Redis基于下面提到的底层数据结构创建了一个对象系统，这个系统包括String、List、Set、Hash、Sorted Set这五种对象，每种对象都用到了至少一种底层数据结构。Redis中的每个对象都由一个redisObject结构表示，该结构中和保存数据有关的三个属性分别是type、encoding和ptr。

/* Object types */
#define REDIS_STRING 0
#define REDIS_LIST 1
#define REDIS_SET 2
#define REDIS_ZSET 3
#define REDIS_HASH 4

/* Objects encoding. Some kind of objects like Strings and Hashes can be
 * internally represented in multiple ways.
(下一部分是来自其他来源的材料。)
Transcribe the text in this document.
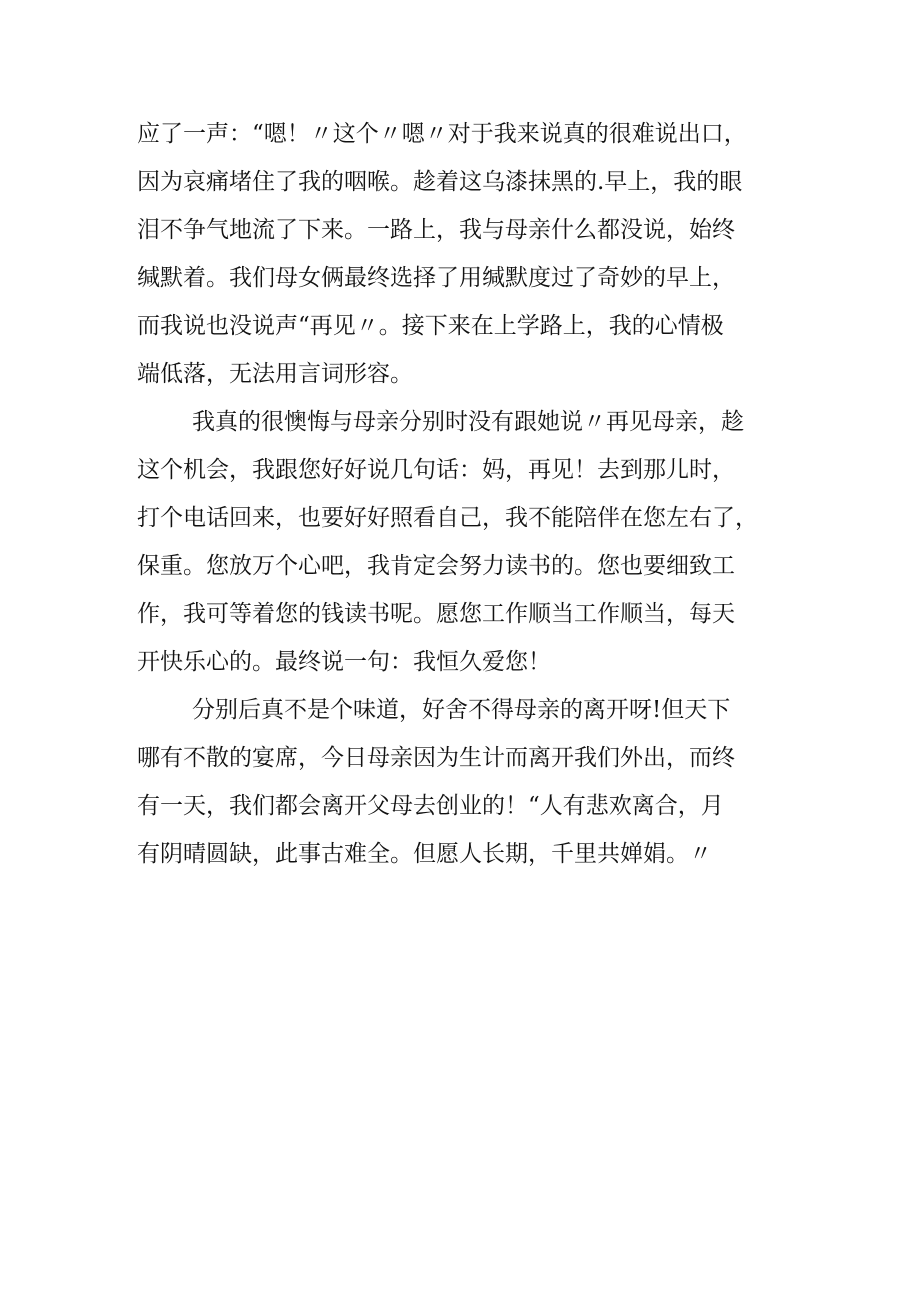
应了一声：“嗯！〃这个〃嗯〃对于我来说真的很难说出口，
因为哀痛堵住了我的咽喉。趁着这乌漆抹黑的.早上，我的眼
泪不争气地流了下来。一路上，我与母亲什么都没说，始终
缄默着。我们母女俩最终选择了用缄默度过了奇妙的早上，
而我说也没说声“再见〃。接下来在上学路上，我的心情极
端低落，无法用言词形容。
我真的很懊悔与母亲分别时没有跟她说〃再见母亲，趁
这个机会，我跟您好好说几句话：妈，再见！去到那儿时，
打个电话回来，也要好好照看自己，我不能陪伴在您左右了，
保重。您放万个心吧，我肯定会努力读书的。您也要细致工
作，我可等着您的钱读书呢。愿您工作顺当工作顺当，每天
开快乐心的。最终说一句：我恒久爱您！
分别后真不是个味道，好舍不得母亲的离开呀!但天下
哪有不散的宴席，今日母亲因为生计而离开我们外出，而终
有一天，我们都会离开父母去创业的！“人有悲欢离合，月
有阴晴圆缺，此事古难全。但愿人长期，千里共婵娟。〃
The 'encoding' field of the object
 * is set to one of this fields for this object. */
#define REDIS_ENCODING_RAW 0     /* Raw representation */
#define REDIS_ENCODING_INT 1     /* Encoded as integer */
#define REDIS_ENCODING_HT 2      /* Encoded as hash table */
#define REDIS_ENCODING_ZIPMAP 3  /* Encoded as zipmap */
#define REDIS_ENCODING_LINKEDLIST 4 /* Encoded as regular linked list */
#define REDIS_ENCODING_ZIPLIST 5 /* Encoded as ziplist */
#define REDIS_ENCODING_INTSET 6  /* Encoded as intset */
#define REDIS_ENCODING_SKIPLIST 7  /* Encoded as skiplist */
#define REDIS_ENCODING_EMBSTR 8  /* Embedded sds string encoding */

typedef struct redisObject {
    unsigned type:4;
    unsigned encoding:4;
    unsigned lru:REDIS_LRU_BITS; /* lru time (relative to server.lruclock) */
    int refcount;
    void *ptr;
} robj;

底层数据结构

SDS - Simple Dynamic String

SDS是二进制安全的。

定义

typedef char *sds;

struct sdshdr {
    unsigned int len;
    unsigned int free;
    char buf[];
};

API

/* Append the specified binary-safe string pointed by 't' of 'len' bytes to the
 * end of the specified sds string 's'.
 *
 * After the call, the passed sds string is no longer valid and all the
 * references must be substituted with the new pointer returned by the call. */
sds sdscatlen(sds s, const void *t, size_t len) {
    struct sdshdr *sh;
    size_t curlen = sdslen(s);

    s = sdsMakeRoomFor(s,len);
    if (s == NULL) return NULL;
    sh = (void*) (s-(sizeof(struct sdshdr)));
    memcpy(s+curlen, t, len);
    sh->len = curlen+len;
    sh->free = sh->free-len;
    s[curlen+len] = '\0';
    return s;
}

/* Append the specified null termianted C string to the sds string 's'.
 *
 * After the call, the passed sds string is no longer valid and all the
 * references must be substituted with the new pointer returned by the call. */
sds sdscat(sds s, const char *t) {
    return sdscatlen(s, t, strlen(t));
}

List

就是大家都学过的链表，方法名也大多顾名思义。

/* Node, List, and Iterator are the only data structures used currently. */

typedef struct listNode {
    struct listNode *prev;
    struct listNode *next;
    void *value;
} listNode;

typedef struct listIter {
    listNode *next;
    int direction;
} listIter;

typedef struct list {
    listNode *head;
    listNode *tail;
    void *(*dup)(void *ptr);
    void (*free)(void *ptr);
    int (*match)(void *ptr, void *key);
    unsigned long len;
} list;

/* Functions implemented as macros */
#define listLength(l) ((l)->len)
#define listFirst(l) ((l)->head)
#define listLast(l) ((l)->tail)
#define listPrevNode(n) ((n)->prev)
#define listNextNode(n) ((n)->next)
#define listNodeValue(n) ((n)->value)

#define listSetDupMethod(l,m) ((l)->dup = (m))
#define listSetFreeMethod(l,m) ((l)->free = (m))
#define listSetMatchMethod(l,m) ((l)->match = (m))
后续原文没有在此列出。